Kitty raised her eyes to him. “Can’t we just…” she started. She wasn’t even sure what she wanted. To ignore it, to let the wolves do their thing? Her eyes roamed around the room—she needed to look anywhere but at Phinney—and she bit her lip.
“What?” he said, and his voice sounded harsh. “Put a collar on them and reform them? Pen ‘em up so they don’t hurt somebody? Once these people are infected, they’re already lost.” He took a deep breath, almost a sigh. “Look, kid, if you can come up with a better way, I’ll be the first to try it. But for now, this is the only thing that works. For us and for them.”

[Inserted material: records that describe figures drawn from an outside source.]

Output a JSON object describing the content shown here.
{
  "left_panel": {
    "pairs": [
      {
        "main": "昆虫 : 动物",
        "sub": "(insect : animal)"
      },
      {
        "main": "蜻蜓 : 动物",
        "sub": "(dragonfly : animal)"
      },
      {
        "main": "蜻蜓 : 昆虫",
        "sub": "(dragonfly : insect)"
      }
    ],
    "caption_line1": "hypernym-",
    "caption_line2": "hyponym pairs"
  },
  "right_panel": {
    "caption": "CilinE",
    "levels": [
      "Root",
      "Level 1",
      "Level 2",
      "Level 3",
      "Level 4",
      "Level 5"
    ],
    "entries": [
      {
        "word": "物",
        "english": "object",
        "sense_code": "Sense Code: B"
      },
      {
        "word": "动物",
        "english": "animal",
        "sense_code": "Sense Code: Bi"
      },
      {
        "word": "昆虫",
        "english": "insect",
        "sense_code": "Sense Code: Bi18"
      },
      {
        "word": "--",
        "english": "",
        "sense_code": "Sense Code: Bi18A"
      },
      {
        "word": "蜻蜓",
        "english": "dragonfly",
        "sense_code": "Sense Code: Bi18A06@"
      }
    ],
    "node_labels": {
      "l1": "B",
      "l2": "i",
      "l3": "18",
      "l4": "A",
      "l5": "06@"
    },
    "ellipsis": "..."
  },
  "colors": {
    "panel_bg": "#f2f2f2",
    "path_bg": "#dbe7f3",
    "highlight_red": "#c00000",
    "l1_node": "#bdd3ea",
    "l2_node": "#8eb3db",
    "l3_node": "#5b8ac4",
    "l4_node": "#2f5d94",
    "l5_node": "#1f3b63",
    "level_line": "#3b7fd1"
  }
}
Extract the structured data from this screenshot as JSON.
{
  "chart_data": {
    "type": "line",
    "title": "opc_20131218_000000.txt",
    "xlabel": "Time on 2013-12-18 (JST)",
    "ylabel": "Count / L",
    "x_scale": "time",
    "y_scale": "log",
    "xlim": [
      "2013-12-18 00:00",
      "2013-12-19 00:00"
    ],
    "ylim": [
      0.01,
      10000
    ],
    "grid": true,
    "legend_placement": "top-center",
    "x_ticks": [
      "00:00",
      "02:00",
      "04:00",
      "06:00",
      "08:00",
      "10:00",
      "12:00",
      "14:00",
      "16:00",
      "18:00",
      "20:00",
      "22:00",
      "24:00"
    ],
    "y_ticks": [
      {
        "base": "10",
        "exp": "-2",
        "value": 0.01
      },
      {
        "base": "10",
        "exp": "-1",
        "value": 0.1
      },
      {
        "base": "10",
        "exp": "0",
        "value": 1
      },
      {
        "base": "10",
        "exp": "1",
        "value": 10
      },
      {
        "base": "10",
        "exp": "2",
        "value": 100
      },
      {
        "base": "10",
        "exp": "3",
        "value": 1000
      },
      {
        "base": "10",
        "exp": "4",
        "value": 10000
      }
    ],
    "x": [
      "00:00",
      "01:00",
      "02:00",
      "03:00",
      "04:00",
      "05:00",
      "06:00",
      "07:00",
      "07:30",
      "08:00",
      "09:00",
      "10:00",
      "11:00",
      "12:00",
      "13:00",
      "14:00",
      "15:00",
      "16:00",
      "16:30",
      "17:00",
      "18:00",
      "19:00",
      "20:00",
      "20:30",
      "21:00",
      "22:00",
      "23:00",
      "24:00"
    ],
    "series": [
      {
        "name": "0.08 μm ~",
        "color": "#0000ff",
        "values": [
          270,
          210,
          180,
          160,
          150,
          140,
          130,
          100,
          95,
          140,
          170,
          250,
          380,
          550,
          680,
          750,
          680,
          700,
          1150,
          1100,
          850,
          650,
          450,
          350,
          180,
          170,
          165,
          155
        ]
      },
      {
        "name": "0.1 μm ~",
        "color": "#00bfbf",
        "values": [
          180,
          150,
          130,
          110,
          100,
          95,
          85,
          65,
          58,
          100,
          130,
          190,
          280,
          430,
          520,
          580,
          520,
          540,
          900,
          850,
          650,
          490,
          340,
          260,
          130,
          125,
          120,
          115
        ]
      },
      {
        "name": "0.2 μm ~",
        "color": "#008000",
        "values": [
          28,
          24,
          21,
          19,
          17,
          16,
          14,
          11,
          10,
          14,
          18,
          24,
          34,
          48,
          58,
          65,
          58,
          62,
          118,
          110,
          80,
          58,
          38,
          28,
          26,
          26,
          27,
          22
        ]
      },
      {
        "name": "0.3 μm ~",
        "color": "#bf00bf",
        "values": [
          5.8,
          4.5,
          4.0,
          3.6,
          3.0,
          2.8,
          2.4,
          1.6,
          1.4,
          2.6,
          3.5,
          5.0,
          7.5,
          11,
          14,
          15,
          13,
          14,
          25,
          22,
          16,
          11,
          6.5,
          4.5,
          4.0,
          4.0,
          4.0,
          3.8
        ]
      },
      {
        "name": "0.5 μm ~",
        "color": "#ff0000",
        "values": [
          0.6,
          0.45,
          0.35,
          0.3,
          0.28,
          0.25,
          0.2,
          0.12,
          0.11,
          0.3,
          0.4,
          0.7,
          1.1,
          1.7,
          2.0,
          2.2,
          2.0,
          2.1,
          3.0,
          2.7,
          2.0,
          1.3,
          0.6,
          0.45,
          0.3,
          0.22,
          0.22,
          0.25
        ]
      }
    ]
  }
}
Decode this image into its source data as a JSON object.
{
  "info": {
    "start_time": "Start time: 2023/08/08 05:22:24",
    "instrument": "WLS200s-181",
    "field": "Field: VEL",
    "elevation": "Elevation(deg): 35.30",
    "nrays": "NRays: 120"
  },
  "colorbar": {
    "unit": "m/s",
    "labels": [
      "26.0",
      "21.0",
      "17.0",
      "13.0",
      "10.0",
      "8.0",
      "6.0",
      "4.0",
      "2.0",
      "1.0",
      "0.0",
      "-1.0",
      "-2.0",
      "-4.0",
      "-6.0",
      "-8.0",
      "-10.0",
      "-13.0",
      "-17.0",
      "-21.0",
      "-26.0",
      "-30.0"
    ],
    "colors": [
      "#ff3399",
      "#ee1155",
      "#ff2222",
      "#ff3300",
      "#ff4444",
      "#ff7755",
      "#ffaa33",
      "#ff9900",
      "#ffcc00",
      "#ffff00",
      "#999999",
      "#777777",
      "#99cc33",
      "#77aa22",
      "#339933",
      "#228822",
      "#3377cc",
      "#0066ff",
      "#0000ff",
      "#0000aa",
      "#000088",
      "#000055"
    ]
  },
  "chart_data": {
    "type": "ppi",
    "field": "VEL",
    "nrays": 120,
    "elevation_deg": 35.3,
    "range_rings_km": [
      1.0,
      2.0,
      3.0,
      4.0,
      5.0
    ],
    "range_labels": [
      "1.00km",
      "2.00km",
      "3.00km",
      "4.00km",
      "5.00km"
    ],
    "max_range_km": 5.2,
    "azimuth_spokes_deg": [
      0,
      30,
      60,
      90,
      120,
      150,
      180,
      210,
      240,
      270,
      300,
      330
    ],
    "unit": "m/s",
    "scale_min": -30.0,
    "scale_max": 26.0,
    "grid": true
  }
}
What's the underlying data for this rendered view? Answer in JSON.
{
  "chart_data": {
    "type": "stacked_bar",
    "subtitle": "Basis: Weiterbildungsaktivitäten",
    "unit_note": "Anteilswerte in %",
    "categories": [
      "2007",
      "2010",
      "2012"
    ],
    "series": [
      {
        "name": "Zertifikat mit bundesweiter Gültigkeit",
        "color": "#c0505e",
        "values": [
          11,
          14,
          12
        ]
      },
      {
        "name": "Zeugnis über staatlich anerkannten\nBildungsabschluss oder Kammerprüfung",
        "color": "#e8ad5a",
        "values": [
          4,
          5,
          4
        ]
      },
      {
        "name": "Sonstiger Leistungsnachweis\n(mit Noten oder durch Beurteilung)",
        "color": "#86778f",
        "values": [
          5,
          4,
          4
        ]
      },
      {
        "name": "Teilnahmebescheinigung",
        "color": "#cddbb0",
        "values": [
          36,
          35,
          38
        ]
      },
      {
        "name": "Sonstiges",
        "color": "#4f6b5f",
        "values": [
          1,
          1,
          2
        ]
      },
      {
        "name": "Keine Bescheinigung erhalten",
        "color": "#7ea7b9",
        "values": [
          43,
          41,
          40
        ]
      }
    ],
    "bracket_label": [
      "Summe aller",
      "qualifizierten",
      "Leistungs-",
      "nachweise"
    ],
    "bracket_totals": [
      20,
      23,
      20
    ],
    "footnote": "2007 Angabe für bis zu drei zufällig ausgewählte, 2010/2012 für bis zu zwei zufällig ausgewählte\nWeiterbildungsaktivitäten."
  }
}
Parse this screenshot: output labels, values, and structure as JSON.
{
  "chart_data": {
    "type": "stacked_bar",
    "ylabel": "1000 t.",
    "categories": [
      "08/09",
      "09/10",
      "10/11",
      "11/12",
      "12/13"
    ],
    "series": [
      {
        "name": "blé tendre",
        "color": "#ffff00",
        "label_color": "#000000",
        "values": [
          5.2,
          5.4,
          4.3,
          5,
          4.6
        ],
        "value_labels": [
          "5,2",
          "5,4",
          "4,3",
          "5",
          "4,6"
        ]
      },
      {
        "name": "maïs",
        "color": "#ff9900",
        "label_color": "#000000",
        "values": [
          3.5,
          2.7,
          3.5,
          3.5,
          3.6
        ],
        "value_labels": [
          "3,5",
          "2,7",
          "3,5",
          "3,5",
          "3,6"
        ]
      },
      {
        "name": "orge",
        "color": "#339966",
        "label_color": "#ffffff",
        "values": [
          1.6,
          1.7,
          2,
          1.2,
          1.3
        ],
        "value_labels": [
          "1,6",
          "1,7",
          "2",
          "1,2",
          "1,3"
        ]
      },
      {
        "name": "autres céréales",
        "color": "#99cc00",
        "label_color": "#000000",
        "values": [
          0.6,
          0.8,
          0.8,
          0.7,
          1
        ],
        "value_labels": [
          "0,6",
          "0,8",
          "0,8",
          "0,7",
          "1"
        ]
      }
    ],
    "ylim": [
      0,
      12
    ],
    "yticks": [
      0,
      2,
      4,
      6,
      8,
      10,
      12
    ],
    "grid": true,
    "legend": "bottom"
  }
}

Kitty sat in silence. He’d drawn her in all right. All that detail, like a good storyteller should put in. The skeptical part of her wanted to laugh, get up and leave forever. But a small voice whispered in her ear, Remember it? Jumping at you, wanting to see you dead? Remember even the trees were still with the horror of it? Her inner skeptic still wanted to deny it. “This sounds like a bad TV movie. It’s not real.”
He shrugged. “I’d love to be able to tell you that. It’s too damn bad the real world isn’t childproofed. But I’m betting after this spring you know that.”
Kitty felt some anger spark. What did he know about her spring? What did he know about being left behind? She tapped her Mason jar of tea, feeling the beads of sweat cling to her fingertips. It gave her enough time to focus. “Say this is true, all I can do is not call the police. There’s nothing I can do to help you. And where would I even start to figure out if this is true?”
“Same place Thompson did. Same place I did. Old obits, articles on town violence, stuff like that. Only I imagine you might have it a mite easier with the Internet.”